At low levels of penetration, renewables may impose negligible cost or even confer net benefits. However, above a certain level, the costs will outweigh the benefits – what we term the ‘‘Operational Blend Wall.’’
Adding up to 11 GW of PV generation capacity in some regions achieves lower system operating costs compared to a case without PV addition. Beyond 11 GW, costs begin to outweigh benefits, and the net cost to the power system increases by 0.04 ¢/kWh at 20 GW of PV deployment. This compares to an average cost of supply in the current power system of 1.61 ¢/kWh.

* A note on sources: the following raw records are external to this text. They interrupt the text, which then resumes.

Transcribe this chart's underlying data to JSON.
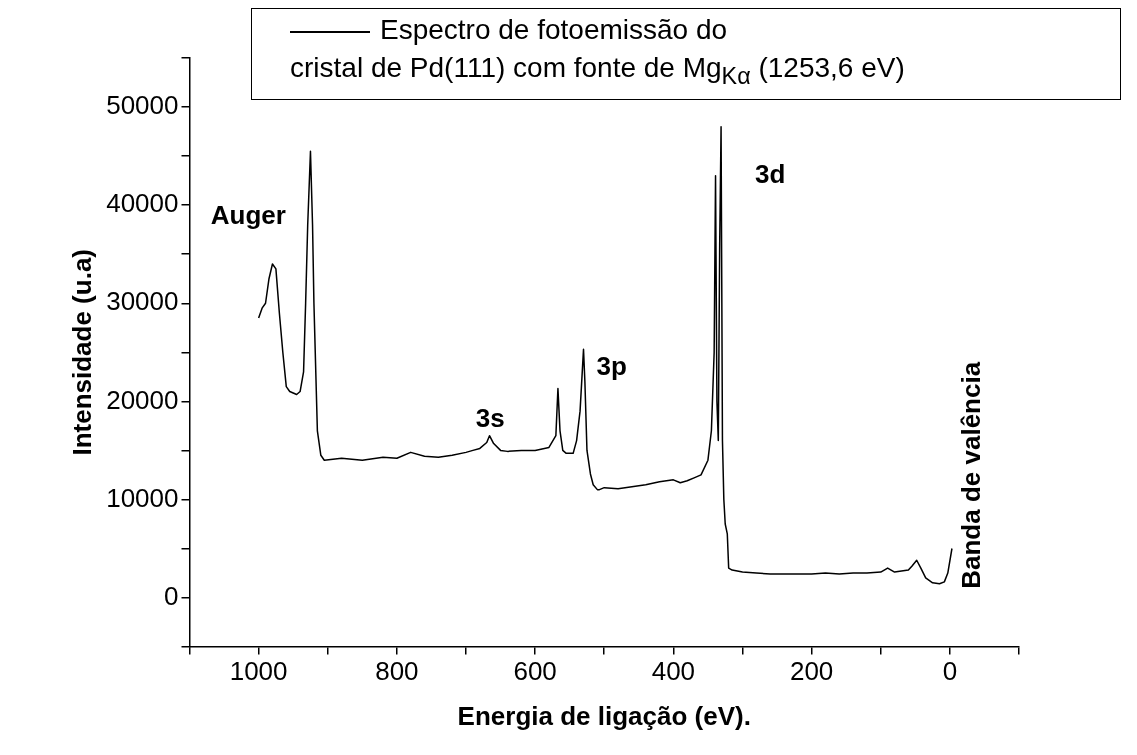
{
  "chart_data": {
    "type": "line",
    "xlabel": "Energia de ligação (eV).",
    "ylabel": "Intensidade (u.a)",
    "xlim": [
      1100,
      -100
    ],
    "xticks": [
      {
        "value": 1100,
        "label": null
      },
      1000,
      {
        "value": 900,
        "label": null
      },
      800,
      {
        "value": 700,
        "label": null
      },
      600,
      {
        "value": 500,
        "label": null
      },
      400,
      {
        "value": 300,
        "label": null
      },
      200,
      {
        "value": 100,
        "label": null
      },
      0,
      {
        "value": -100,
        "label": null
      }
    ],
    "ylim": [
      -5000,
      55000
    ],
    "yticks": [
      {
        "value": -5000,
        "label": null
      },
      0,
      {
        "value": 5000,
        "label": null
      },
      10000,
      {
        "value": 15000,
        "label": null
      },
      20000,
      {
        "value": 25000,
        "label": null
      },
      30000,
      {
        "value": 35000,
        "label": null
      },
      40000,
      {
        "value": 45000,
        "label": null
      },
      50000,
      {
        "value": 55000,
        "label": null
      }
    ],
    "grid": false,
    "legend": "top right",
    "marker": "none",
    "line_style": "solid",
    "series": [
      {
        "name": "Espectro de fotoemissão do cristal de Pd(111) com fonte de Mg$_{Kα}$ (1253,6 eV)",
        "color": "#000000",
        "x": [
          1000,
          995,
          990,
          985,
          980,
          975,
          970,
          965,
          960,
          955,
          945,
          940,
          935,
          932,
          929,
          925,
          922,
          920,
          915,
          910,
          905,
          880,
          850,
          820,
          800,
          780,
          760,
          740,
          720,
          700,
          690,
          680,
          670,
          666,
          660,
          650,
          640,
          620,
          600,
          580,
          570,
          567,
          564,
          560,
          555,
          545,
          540,
          535,
          530,
          528,
          525,
          520,
          516,
          510,
          507,
          500,
          480,
          460,
          440,
          420,
          400,
          390,
          380,
          370,
          360,
          350,
          345,
          341,
          339,
          337,
          335,
          333,
          331,
          329,
          327,
          325,
          322,
          320,
          315,
          300,
          280,
          260,
          240,
          220,
          200,
          180,
          160,
          140,
          120,
          100,
          90,
          80,
          70,
          60,
          55,
          48,
          42,
          35,
          25,
          15,
          8,
          3,
          -3
        ],
        "values": [
          28500,
          29500,
          30000,
          32500,
          34000,
          33500,
          29000,
          25000,
          21500,
          21000,
          20700,
          21000,
          23000,
          30000,
          38000,
          45500,
          38000,
          30000,
          17000,
          14500,
          14000,
          14200,
          14000,
          14300,
          14200,
          14800,
          14400,
          14300,
          14500,
          14800,
          15000,
          15200,
          15800,
          16500,
          15700,
          15000,
          14900,
          15000,
          15000,
          15300,
          16500,
          21300,
          17000,
          15000,
          14700,
          14700,
          16000,
          19000,
          25300,
          22000,
          15000,
          12600,
          11500,
          11000,
          11000,
          11200,
          11100,
          11300,
          11500,
          11800,
          12000,
          11700,
          11900,
          12200,
          12500,
          14000,
          17000,
          25000,
          43000,
          20000,
          16000,
          36000,
          48000,
          16000,
          10000,
          7500,
          6500,
          3000,
          2800,
          2600,
          2500,
          2400,
          2400,
          2400,
          2400,
          2500,
          2400,
          2500,
          2500,
          2600,
          3000,
          2600,
          2700,
          2800,
          3200,
          3800,
          3000,
          2000,
          1500,
          1400,
          1600,
          2500,
          5000
        ]
      }
    ],
    "annotations": [
      "Auger",
      "3s",
      "3p",
      "3d",
      "Banda de valência"
    ]
  }
}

This operational blend wall of 11 GW is a function of overall system demand and the price of fuels displaced by PV electricity. If electricity prices were to rise to cover the integration costs, any resulting reduction in electricity use would reduce the blend wall. Similarly, increasing fuel prices would increase the blend wall.
About the Project
We developed the KAPSARC Energy Model (KEM) for Saudi Arabia to understand the dynamics of the country’s energy system. It is a partial equilibrium model formulated as a mixed complementarity problem to capture the administered prices that permeate the local economy. KEM for Saudi Arabia has been previously used to study the impacts of various industrial fuel pricing policies, improved residential energy efficiency on the energy economy, and the feasibility of installing coal-fired power plants in Saudi Arabia. In the present paper, we use it to assess the intermittency and integration costs of photovoltaics in the Saudi power system. Ongoing work revolves around CO2 emissions in the cement industry in KEM for Saudi Arabia, and generalizing the main results of this paper.